Each time Dale tries to kiss me, I pull away from him. We play cat and mouse for a while. I agree to the kiss, then, before his lips touch mine, I chicken out. At first Dale is gently persuasive. However, he eventually becomes frustrated with me and leaves to return to the cabin. I follow behind like a castigated puppy. Dale no longer has any interest in me. I am confused and upset.

Dale spends the rest of the day ignoring me. I cannot redeem myself to him. We eat our 4th of July feast -- BBQ'ed hamburgers and hot dogs, fried chicken, jello salad, potato salad, and strawberry shortcake for dessert -- all homemade -- it IS the 1960's! The highlight of the holiday will be a fireworks display over the lake. 

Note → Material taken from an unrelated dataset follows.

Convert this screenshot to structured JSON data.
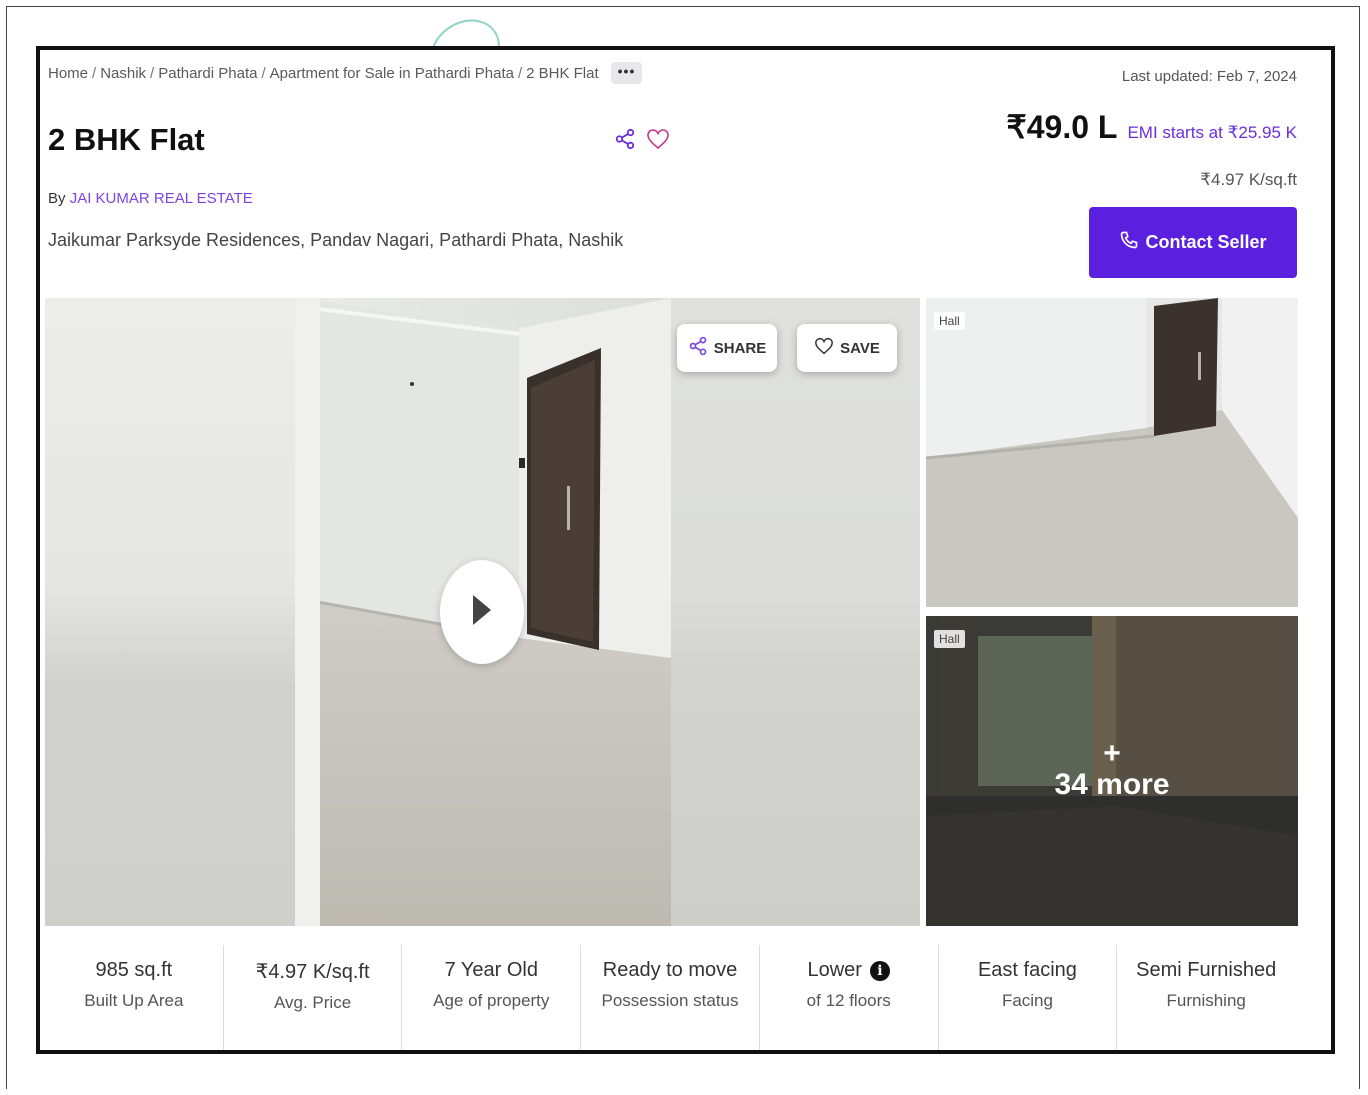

As Dale continues to ignore me, I feel my agitation increase. I am conflicted by my naïveté, my curiosity, the expectations of chastity already imposed on me by abusive parents, and the fear that I will never be reconciled to Dale. As I struggle with my options, I realize it will be dark by the time we go to the lake. In the dark, my sins can be hidden! I decide I will allow Dale to kiss me in the darkness.

As we pack up and head out to the lake in our respective cars, I am excited at my resolve. I anticipate my reconciliation with Dale, and am proud of myself for overcoming my fears. I'm ready to experience French kissing. I can still feel the sensation of his hand holding mine. This sensation and my anticipation make me light-headed and dizzy.

When we arrive at the lake we discover the road is jammed with cars. There is nowhere to park. As my father heads off in one direction to locate parking, I see the Carlsons' car turn down a different road. I feel myself panic. How will we be able to find each other in the darkness. I am furious with Mr. Carlson for not staying in the caravan.

Mr. and Mrs. Wright find us; we continued to look for the Carlsons -- to no avail. Finally, we walked to the lake, laid down our blankets in the sand and waited for the fireworks to began. I was thankful for the darkness; it hid the hot tears that streamed down my face. As fireworks exploded over Lake Gregory and the crowed oooooed and awed, I hated Dale for forcing French kissing upon me, and I hated the fates for cheating me out of my first kiss.